A process without historical precedent
Germany has been reunited since October 3, 1990. The peaceful revolution of the people in the GDR had brought down the Wall that had divided Germany into east and west.
November 9, 1989, the day on which the Berlin Wall fell, marked the climax of a trend that was similar to a revolution and in which the citizens of the GDR played the main role. Some, because they did everything in their power to leave a state that refused to grant them the freedom to travel and who by occupying embassies abroad forced the authorities into allowing them to leave, and others because they proclaimed in no uncertain terms that they wished to stay in the GDR. However, they also demanded fundamental reforms, which the regime could not agree to without setting its downfall in motion. Given this assault on two fronts, despite massive security measures the GDR collapsed like a house of cards in the space of just a few months. This paved the way for the division of Germany to be overcome and for the country to be reunited on October 3, 1990.
At the beginning of 1989 hardly anybody in Germany, either in the west or east, had anticipated that the 40th anniversary of the GDR in the fall would also be its last, that the Berlin Wall would soon disappear, and that Germany, which was divided into two states, would be (re-) united. No one had suspected that as a result the political constellations that had dominated post-War European politics for more than forty years would dissolve. But then everything changed. All at once history, which for decades had been evolving at a snail’s pace in Europe, began trotting, before finally breaking into a wild gallop. The speed of the changes even took the breath away from those observers who were mere onlookers and not themselves directly involved in the course of events. A mere ten months after the fall of the Wall the Two Plus Four Agreement signed on September 12, 1990 paved the way for the reunification of Germany.

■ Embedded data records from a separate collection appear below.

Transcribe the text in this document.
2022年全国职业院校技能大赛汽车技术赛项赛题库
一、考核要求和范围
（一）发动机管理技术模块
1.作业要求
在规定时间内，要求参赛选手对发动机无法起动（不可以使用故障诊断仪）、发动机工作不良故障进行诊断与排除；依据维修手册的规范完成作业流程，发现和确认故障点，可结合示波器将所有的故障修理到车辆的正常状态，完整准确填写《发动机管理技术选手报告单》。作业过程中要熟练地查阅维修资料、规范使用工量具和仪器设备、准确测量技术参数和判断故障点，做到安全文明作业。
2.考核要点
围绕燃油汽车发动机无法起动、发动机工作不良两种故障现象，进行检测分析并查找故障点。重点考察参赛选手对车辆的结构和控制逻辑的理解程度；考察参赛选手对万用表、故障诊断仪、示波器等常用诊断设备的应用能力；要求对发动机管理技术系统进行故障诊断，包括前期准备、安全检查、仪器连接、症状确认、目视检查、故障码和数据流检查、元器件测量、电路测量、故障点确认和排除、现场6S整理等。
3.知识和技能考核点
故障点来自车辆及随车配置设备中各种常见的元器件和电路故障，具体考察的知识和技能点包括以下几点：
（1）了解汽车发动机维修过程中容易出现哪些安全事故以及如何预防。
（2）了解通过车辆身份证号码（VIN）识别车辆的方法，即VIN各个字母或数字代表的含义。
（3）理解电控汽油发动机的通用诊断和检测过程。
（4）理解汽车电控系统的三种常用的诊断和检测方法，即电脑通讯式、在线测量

For a short time, German Unity, which in constitutional terms was completed on October 3, 1990 with the accession of the five new federal states “to the area of validity of the Basic Law of the Federal Republic of Germany”, triggered exuberant collective joy, borne by the certainty of being able to shoulder the challenges of the unification process. What followed, however was what Bertolt Brecht once called “the trudge across the flatlands”. The difficulties many Germans had with their newly found freedom were also a consequence of the fact that it came when hardly anybody had been expecting it and at a speed no one was used to.